'Celly trouxe o som, eu dei a imagem'

"Celly Campelo faz parte da minha memória afetiva. Ela e seu irmão sopraram um vento novo e inusitado no coração de todos os jovens da época. Representa toda a modernidade musical que a cultura americana começava a projetar através dos seus ídolos.

WANDERLEA É CANTORA, O Estado de S.Paulo

22 de outubro de 2011 | 03h07

Com a impecável produção do irmão Tony Campello, Celly nos envolveu com toda aquela novidade sonora, com o seu 'banho de lua' e sua adorável voz de vinil que brindava as nossas vidas.

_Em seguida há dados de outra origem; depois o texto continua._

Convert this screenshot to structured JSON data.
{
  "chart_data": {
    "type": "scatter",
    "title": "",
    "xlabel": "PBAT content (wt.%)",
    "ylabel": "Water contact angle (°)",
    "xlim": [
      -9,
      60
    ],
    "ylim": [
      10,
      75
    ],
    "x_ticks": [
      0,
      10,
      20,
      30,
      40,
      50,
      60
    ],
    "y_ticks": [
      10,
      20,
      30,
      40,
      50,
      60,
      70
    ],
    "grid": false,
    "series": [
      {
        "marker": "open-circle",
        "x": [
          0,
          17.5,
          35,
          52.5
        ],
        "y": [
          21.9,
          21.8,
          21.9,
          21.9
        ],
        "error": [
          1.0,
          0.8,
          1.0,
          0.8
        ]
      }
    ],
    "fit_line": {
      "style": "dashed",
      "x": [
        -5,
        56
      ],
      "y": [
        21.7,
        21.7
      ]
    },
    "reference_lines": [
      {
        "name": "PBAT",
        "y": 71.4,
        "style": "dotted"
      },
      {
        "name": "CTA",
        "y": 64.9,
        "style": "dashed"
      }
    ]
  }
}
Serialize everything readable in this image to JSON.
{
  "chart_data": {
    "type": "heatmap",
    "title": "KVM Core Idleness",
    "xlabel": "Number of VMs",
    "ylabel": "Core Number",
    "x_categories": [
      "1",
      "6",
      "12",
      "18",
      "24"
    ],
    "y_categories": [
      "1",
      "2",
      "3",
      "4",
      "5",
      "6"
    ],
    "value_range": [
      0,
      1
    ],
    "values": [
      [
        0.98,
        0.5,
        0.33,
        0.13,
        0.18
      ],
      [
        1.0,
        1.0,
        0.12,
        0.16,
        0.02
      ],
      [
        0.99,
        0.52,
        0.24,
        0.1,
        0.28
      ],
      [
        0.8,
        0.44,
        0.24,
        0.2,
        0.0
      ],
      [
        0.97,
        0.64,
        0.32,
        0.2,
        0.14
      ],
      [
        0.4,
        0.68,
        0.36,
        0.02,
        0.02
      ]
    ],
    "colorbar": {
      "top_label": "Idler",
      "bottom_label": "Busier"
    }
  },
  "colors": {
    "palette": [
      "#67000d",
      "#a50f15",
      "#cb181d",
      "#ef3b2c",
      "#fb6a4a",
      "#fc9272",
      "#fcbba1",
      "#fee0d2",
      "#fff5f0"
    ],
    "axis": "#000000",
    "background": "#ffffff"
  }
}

As paradas de sucesso das rádios de todo o Brasil aderiram logo àquele som alegre nas deliciosas versões de Fred Jorge. Foi um grande impulso e expiração dos novos talentos, Até Elis Regina foi contratada pela CBS para gravar um disco no mesmo gênero que acabou não emplacando mas, felizmente, levanto a cantora a encontrar sua verdadeira identidade.

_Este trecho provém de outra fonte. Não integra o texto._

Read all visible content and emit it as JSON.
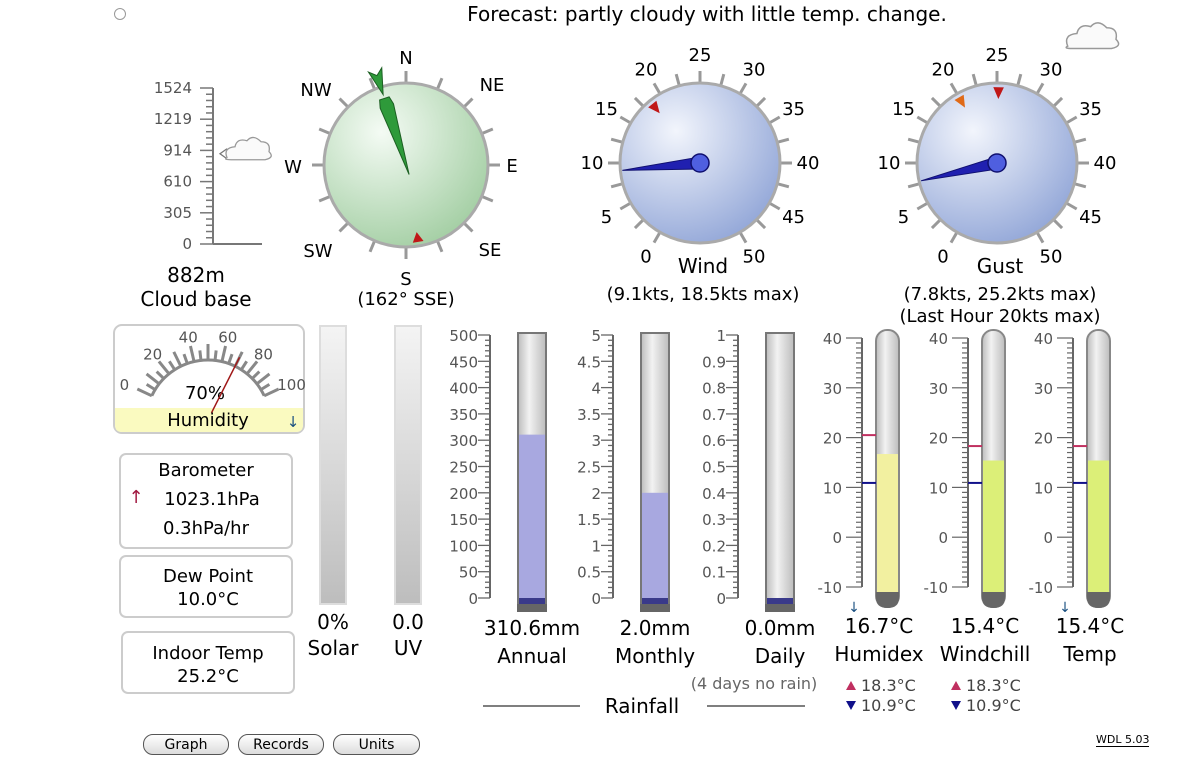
{
  "forecast": "Forecast: partly cloudy with little temp. change.",
  "cloud_base": {
    "scale": [
      "0",
      "305",
      "610",
      "914",
      "1219",
      "1524"
    ],
    "value_m": 882,
    "value": "882m",
    "label": "Cloud base"
  },
  "wind_direction": {
    "labels": {
      "N": "N",
      "NE": "NE",
      "E": "E",
      "SE": "SE",
      "S": "S",
      "SW": "SW",
      "W": "W",
      "NW": "NW"
    },
    "bearing": 162,
    "recent_bearing": 171,
    "reading": "(162° SSE)"
  },
  "wind": {
    "scale": [
      "0",
      "5",
      "10",
      "15",
      "20",
      "25",
      "30",
      "35",
      "40",
      "45",
      "50"
    ],
    "label": "Wind",
    "speed": 9.1,
    "max": 18.5,
    "reading": "(9.1kts, 18.5kts max)"
  },
  "gust": {
    "scale": [
      "0",
      "5",
      "10",
      "15",
      "20",
      "25",
      "30",
      "35",
      "40",
      "45",
      "50"
    ],
    "label": "Gust",
    "speed": 7.8,
    "max": 25.2,
    "last_hour_max": 20,
    "reading": "(7.8kts, 25.2kts max)",
    "reading2": "(Last Hour 20kts max)"
  },
  "humidity": {
    "scale": [
      "0",
      "20",
      "40",
      "60",
      "80",
      "100"
    ],
    "value": 70,
    "value_text": "70%",
    "label": "Humidity",
    "trend": "↓"
  },
  "barometer": {
    "label": "Barometer",
    "trend": "↑",
    "value": "1023.1hPa",
    "rate": "0.3hPa/hr"
  },
  "dew_point": {
    "label": "Dew Point",
    "value": "10.0°C"
  },
  "indoor_temp": {
    "label": "Indoor Temp",
    "value": "25.2°C"
  },
  "solar": {
    "value_text": "0%",
    "label": "Solar",
    "level": 0
  },
  "uv": {
    "value_text": "0.0",
    "label": "UV",
    "level": 0
  },
  "rainfall": {
    "title": "Rainfall",
    "note": "(4 days no rain)",
    "gauges": [
      {
        "label": "Annual",
        "value": 310.6,
        "value_text": "310.6mm",
        "max": 500,
        "scale": [
          "0",
          "50",
          "100",
          "150",
          "200",
          "250",
          "300",
          "350",
          "400",
          "450",
          "500"
        ]
      },
      {
        "label": "Monthly",
        "value": 2.0,
        "value_text": "2.0mm",
        "max": 5,
        "scale": [
          "0",
          "0.5",
          "1",
          "1.5",
          "2",
          "2.5",
          "3",
          "3.5",
          "4",
          "4.5",
          "5"
        ]
      },
      {
        "label": "Daily",
        "value": 0.0,
        "value_text": "0.0mm",
        "max": 1,
        "scale": [
          "0",
          "0.1",
          "0.2",
          "0.3",
          "0.4",
          "0.5",
          "0.6",
          "0.7",
          "0.8",
          "0.9",
          "1"
        ]
      }
    ]
  },
  "thermometers": [
    {
      "label": "Humidex",
      "value": 16.7,
      "value_text": "16.7°C",
      "high": 20.5,
      "low": 10.9,
      "trend": "↓",
      "fill": "#f2f0a0",
      "scale": [
        "-10",
        "0",
        "10",
        "20",
        "30",
        "40"
      ]
    },
    {
      "label": "Windchill",
      "value": 15.4,
      "value_text": "15.4°C",
      "high": 18.3,
      "low": 10.9,
      "high_text": "18.3°C",
      "low_text": "10.9°C",
      "fill": "#dcef78",
      "scale": [
        "-10",
        "0",
        "10",
        "20",
        "30",
        "40"
      ]
    },
    {
      "label": "Temp",
      "value": 15.4,
      "value_text": "15.4°C",
      "high": 18.3,
      "low": 10.9,
      "high_text": "18.3°C",
      "low_text": "10.9°C",
      "trend": "↓",
      "fill": "#dcef78",
      "scale": [
        "-10",
        "0",
        "10",
        "20",
        "30",
        "40"
      ]
    }
  ],
  "buttons": {
    "graph": "Graph",
    "records": "Records",
    "units": "Units"
  },
  "version": "WDL 5.03",
  "colors": {
    "high": "#c03060",
    "low": "#10108a",
    "rain_fill": "#a8a8e0",
    "wind_needle": "#2020b0",
    "compass_needle": "#2e9a3a"
  }
}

Eu cantava em programas infantis um reportório baseado em canções brasileiras, boleros em espanhol que eram o gênero que mais se tocava nas estacões de rádio. Por isso fiquei surpresa quando fui convida pela gravadora CBS para assumir o espaço vago que a Celly havia deixado quando escolheu pela vida familiar, abandonando a carreira musical. Na ocasião, conheci Roberto e Erasmo Carlos, algo que me serviu como um estímulo a mais para que eu escolhesse por aquela novidade também, que era a Jovem Guarda. Celly nos trouxe a sonoridade e eu acrescentei a imagem. E isso nos aproximou. Não tive o prazer de conviver com ela. Quando comecei a gravar, Celly já havia se afastado da cena. Mas a trago com um profundo carinho no coração."